John Laurent Giles (1901–1969) was an English naval architect who was particularly famous for his sailing yachts. He and his company, Laurent Giles & Partners Ltd, have designed more than 1400 boats from cruisers and racing yachts to megayachts.

==Examples==
Notable examples of Laurent Giles' work include the famous 25 ft Vertue (sail numbers suggest that some 230 of these have been made), Wanderer III, the 30' sloop in which Eric and Susan Hiscock circumnavigated, and the race-winning Gulvain, the first ocean racing yacht to be made from an aluminium alloy.

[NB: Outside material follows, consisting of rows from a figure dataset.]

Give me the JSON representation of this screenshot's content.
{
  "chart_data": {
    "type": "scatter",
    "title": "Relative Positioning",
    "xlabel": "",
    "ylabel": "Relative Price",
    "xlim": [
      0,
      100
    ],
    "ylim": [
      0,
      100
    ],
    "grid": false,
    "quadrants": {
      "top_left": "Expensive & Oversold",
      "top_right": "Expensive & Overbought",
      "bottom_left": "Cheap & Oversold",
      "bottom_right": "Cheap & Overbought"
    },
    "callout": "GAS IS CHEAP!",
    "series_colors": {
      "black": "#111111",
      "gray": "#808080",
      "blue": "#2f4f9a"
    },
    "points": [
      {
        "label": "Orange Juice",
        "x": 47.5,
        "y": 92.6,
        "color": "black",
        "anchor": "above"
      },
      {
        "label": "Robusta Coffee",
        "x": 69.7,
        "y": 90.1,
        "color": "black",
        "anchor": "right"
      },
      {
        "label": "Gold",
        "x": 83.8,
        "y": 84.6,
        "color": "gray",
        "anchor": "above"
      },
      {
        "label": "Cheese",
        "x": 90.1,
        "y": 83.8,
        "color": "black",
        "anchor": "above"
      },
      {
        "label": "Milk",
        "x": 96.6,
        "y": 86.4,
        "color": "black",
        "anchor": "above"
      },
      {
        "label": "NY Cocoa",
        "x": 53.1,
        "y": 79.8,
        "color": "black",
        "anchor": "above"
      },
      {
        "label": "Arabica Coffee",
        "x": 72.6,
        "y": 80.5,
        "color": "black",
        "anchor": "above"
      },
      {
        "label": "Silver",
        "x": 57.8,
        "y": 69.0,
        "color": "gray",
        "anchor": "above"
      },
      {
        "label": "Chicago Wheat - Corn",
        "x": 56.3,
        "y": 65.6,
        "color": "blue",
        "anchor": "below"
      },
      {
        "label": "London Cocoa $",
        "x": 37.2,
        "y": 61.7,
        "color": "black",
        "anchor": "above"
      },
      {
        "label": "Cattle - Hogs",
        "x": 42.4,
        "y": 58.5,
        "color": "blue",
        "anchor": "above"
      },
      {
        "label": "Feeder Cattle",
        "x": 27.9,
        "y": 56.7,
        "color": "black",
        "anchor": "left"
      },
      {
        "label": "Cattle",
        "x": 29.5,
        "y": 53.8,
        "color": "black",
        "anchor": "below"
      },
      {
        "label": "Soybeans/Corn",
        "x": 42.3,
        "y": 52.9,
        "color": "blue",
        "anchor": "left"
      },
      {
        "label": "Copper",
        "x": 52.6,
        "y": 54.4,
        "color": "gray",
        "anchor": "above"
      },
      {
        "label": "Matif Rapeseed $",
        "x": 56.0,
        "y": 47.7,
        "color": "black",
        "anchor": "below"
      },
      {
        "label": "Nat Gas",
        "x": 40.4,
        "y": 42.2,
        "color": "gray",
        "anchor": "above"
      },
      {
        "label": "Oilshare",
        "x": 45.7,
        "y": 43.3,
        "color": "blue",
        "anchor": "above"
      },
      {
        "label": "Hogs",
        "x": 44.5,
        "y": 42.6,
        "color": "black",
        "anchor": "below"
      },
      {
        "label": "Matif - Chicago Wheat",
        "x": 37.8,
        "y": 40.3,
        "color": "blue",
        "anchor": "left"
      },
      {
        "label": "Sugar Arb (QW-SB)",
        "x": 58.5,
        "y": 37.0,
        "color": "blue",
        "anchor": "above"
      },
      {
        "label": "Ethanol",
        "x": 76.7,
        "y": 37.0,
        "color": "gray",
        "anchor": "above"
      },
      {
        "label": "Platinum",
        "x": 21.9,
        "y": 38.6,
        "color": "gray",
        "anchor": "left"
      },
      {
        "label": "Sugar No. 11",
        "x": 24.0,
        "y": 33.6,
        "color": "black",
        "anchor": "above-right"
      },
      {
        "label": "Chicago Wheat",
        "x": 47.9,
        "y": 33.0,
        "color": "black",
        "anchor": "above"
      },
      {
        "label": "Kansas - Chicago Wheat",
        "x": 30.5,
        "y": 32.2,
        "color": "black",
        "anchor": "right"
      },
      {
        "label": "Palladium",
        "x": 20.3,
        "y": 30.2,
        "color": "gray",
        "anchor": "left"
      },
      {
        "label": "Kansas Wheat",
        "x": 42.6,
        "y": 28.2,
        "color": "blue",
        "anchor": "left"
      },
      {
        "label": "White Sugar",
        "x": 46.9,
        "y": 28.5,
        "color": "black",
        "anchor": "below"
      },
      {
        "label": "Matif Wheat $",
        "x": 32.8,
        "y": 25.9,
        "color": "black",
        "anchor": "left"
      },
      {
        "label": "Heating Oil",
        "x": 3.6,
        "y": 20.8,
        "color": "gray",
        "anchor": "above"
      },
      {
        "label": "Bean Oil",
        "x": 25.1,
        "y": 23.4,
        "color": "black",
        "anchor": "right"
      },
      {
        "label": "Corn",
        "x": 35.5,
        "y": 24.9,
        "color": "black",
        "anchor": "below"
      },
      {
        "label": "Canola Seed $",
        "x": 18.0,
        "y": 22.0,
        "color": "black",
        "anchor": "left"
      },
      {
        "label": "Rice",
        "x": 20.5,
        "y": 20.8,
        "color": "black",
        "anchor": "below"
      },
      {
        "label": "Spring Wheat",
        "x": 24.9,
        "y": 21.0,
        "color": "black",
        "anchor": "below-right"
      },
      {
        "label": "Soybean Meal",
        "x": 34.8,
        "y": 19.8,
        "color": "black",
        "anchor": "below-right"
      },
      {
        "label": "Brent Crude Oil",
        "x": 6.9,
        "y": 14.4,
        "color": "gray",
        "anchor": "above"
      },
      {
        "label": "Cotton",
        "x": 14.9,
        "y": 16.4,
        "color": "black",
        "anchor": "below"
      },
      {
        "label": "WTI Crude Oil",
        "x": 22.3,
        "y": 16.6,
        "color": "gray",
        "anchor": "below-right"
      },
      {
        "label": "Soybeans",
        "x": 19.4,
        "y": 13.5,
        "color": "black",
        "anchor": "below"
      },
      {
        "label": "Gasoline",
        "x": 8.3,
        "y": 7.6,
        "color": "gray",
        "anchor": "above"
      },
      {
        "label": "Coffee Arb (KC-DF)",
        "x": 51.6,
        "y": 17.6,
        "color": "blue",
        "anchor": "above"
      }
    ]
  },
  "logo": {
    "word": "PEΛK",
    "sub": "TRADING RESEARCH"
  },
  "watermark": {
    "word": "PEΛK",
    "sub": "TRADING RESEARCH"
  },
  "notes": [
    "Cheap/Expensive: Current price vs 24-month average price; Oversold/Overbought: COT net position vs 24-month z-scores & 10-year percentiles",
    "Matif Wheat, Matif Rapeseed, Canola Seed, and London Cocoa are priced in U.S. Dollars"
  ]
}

His famous Myth of Malham, a revolutionary small displacement yacht for John Illingworth, was inspired by developments in aeronautics; the novel design helped win the Fastnet race in 1947 and 1949. The updated Miranda IV of 1951 had a rudder mounted separately from the aft of the keel (a 'spade rudder') which heralded the arrival of the modern period of yacht design.

Laurent Giles described as part of his design philosophy that a yacht should have "the utmost docility and sureness of manoeuvring at sea, in good or bad weather" - his boats were designed to maintain a steady course with minimal action by the helmsman but respond instantly to the helm if the need arose.

He was awarded the honour of Royal Designer for Industry in 1951.

==Select List of Designs by Laurent Giles==
- First Yacht Lutine (C&N 60')
- Gulvain
- Jolly Boat (Laurent Giles)
- Vive Sailboat 33', 1950 (Woodnutts-Laurent Giles)
- Lymington-L-Class (1933) and the later modified/ revised L-Class design of 1955
- Maid of Malin
- Peter Duck (yacht)
- R.N.S.A. 24 (32'), 1947
- Robert C. Seamans (ship)
- Sails Of Dawn, Mc Gruer 57', 1969, the final yacht before Giles' death
- Seamaster Sailer 19
- Seamaster Sailer 23
- Vertue (yacht)
- Vertue II- a beamier version of the original Vertue design, mostly made in GRP
- Wanderer Class, 29’9”, 9 tons
- Westerly Yachts (Westerly Marine Construction Ltd) - a number of designs, (Note: further designs for Westerly Yachts include:

- BERWICK 31
- CONWAY 36
- Galway 36
- GK 29
- JOUSTER 21
- KENDAL 23
- MEDWAY 36
- PEMBROKE 26
- PENTLAND 32
- RENOWN 32
- SOLWAY 36
- VULCAN 34
- WARWICK 21
- WESTERLY 21) including their Centaur 26, Pageant 24, Chieftain 26, GK24, Longbow 31, Westerly 33, Discus 33 and Konsort 29.